In Bangladesh too, after the 2010 crash, a number of investors had given an ear to the universal advice to take help of the professional asset managers, instead of making gross mistakes while trying the stock market by themselves.

And now they regret it.

Surprisingly, 10 listed mutual funds representing over half the assets under management are trading at a 60-percent discount.

A new shock to investors has arrived in recent months as around a dozen fund units nosedived to a historic low price at the stock exchange.

Investors, who own those, are feeling deeply entrapped as their wait for a fair price sees no end. If people decide to withdraw the investments, they will be compelled to sell those at half the deserving price on an average.

A private company accountant, who invested in mutual funds, has recently shared his frustration with The Business Standard. "Listed mutual funds appeared as nightmares even though they were supposed to be the easiest and safest capital market tool for general people.

"Our dream to see the mutual funds working for us seems to never come true," said the literate individual preferring anonymity.

He has been investing in undervalued listed mutual funds for the last five years but is still stuck in losses. He is one of the local individuals to rely on professional asset management services after a hard lesson from trying to gain on his own in 2010.

"I myself used to trade stocks until 2012. Amid both profits and losses, I was not unhappy. Of course, I, like thousands of other investors, could not take away enough after the 2010 crash," he recalled old days.

"After reading about the safety nature of mutual funds, I gradually shifted my approach and went for mutual funds. But that also did not work and I do not know if it ever will," he felt hopeless. "I was holding listed fund units with a hope that the market will be okay at some point but it is worsening day by day."

Listed mutual funds had been trading at an average discount of nearly 30 percent in 2017 but it has widened more this year.

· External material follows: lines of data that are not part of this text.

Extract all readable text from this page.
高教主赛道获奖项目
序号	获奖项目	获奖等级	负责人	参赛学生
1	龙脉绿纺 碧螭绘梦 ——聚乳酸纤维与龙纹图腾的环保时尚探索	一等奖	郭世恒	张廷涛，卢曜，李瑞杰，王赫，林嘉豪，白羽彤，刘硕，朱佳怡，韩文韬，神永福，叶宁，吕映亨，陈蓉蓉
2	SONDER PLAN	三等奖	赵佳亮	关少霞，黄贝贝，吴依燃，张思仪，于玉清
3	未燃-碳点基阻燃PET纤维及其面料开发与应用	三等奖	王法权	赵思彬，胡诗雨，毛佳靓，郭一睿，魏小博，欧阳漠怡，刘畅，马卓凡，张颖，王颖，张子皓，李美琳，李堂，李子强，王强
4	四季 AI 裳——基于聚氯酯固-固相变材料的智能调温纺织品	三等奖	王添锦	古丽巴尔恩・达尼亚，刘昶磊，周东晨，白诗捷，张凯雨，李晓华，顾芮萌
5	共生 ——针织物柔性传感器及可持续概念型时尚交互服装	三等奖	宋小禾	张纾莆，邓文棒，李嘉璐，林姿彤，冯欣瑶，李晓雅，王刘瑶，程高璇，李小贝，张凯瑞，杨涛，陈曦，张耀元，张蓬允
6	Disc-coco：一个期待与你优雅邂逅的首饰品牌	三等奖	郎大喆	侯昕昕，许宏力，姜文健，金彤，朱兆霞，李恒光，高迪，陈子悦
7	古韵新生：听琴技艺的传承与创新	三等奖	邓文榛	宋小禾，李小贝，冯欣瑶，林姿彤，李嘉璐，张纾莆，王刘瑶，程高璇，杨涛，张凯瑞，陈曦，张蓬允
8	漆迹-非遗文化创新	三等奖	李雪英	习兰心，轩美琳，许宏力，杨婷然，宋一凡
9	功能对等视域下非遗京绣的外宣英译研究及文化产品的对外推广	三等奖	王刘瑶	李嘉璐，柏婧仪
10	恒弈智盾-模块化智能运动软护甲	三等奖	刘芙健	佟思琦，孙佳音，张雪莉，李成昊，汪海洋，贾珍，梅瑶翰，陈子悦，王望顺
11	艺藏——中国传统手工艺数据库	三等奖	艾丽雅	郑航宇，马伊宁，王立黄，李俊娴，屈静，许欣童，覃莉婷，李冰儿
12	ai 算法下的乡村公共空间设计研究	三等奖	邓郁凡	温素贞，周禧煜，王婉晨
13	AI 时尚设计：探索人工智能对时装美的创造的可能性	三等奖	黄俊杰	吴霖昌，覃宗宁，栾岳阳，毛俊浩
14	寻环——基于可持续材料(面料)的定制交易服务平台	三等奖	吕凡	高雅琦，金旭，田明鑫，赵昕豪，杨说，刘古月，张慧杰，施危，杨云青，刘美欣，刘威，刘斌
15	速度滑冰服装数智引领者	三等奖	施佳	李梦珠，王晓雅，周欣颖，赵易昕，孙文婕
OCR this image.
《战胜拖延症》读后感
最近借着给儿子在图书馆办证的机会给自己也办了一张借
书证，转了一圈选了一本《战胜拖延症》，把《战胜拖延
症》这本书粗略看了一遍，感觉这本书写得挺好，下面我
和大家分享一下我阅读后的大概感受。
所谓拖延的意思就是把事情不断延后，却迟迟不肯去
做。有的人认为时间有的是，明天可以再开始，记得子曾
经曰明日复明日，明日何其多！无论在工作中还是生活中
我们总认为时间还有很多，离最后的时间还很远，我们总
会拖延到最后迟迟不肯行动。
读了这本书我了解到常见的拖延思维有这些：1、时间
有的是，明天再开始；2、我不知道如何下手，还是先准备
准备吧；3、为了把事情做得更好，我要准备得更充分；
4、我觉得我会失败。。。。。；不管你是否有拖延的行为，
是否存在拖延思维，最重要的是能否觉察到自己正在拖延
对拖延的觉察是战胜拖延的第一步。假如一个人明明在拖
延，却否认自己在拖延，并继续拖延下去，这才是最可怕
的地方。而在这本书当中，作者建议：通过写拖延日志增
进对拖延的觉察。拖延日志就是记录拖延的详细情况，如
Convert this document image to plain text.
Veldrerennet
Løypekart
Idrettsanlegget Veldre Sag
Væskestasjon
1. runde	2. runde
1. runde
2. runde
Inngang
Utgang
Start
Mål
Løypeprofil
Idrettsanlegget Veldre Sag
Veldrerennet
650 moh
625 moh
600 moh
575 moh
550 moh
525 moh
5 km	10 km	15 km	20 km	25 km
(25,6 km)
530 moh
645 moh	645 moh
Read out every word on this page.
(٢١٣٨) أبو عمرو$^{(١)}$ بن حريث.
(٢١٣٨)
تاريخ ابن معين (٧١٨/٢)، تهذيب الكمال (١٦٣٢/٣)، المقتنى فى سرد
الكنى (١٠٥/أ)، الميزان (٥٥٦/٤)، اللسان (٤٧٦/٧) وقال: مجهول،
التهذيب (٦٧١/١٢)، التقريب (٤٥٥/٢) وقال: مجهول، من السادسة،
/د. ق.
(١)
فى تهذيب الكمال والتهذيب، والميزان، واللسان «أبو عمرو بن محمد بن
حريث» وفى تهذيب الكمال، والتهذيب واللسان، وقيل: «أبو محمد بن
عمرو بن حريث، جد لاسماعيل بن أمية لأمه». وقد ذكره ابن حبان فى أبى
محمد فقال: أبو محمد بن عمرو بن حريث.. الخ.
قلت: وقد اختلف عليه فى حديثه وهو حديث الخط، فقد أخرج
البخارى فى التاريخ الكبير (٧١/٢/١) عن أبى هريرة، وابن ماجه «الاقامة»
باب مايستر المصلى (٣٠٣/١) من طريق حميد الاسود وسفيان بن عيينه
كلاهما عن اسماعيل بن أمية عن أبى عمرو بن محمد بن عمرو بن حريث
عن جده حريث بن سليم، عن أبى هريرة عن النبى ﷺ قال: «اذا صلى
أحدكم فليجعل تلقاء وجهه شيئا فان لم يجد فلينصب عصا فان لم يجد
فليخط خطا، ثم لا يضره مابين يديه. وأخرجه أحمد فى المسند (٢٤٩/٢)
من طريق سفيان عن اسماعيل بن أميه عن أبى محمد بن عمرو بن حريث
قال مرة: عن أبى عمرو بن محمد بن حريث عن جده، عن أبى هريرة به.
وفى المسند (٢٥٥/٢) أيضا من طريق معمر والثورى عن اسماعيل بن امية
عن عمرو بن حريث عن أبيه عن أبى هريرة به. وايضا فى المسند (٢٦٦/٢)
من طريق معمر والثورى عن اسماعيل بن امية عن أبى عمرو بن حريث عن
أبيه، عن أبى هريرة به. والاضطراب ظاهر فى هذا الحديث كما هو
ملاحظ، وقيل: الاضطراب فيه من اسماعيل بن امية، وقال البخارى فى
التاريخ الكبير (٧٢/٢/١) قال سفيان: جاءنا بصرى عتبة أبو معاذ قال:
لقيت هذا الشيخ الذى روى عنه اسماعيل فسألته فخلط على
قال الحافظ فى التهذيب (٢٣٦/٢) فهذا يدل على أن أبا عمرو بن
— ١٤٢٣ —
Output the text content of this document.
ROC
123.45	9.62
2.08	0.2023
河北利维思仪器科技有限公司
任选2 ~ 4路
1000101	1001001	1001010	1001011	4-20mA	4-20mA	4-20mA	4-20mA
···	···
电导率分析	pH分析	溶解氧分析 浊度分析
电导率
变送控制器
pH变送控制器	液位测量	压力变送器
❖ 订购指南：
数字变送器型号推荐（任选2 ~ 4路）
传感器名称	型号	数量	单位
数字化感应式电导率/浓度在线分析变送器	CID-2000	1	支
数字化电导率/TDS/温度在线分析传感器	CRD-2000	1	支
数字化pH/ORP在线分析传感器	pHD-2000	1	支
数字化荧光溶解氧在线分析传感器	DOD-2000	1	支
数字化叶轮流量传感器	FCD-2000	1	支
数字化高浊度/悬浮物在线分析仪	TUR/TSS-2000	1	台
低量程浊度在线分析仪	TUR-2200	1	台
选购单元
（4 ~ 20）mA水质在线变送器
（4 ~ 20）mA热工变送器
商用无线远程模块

Nearly a decade of unpleasant experiences pushed individuals in a psychic territory that they do not care about how much opportunity a mutual fund offers.

A rare situation has emerged in recent years where some closed-end funds received zero subscription from individual investors against their publicly offered units.

The list of entrapped investors not only contains general people but also some top local and foreign institutional investors and many financially literate individuals.

The Business Standard has spoken to a wide range of experts and market professionals to figure out the main reasons of such an unwanted situation in the mutual fund sector.

They have blamed market inefficiency, regulatory unpredictability, desperation of a few fund managers to secure own benefits for themselves at the cost of investors – which led to a deferred exit point, non-transparent and poor investments in private securities, and the recently shut-off dividend debate to have caused the gloom in the sector.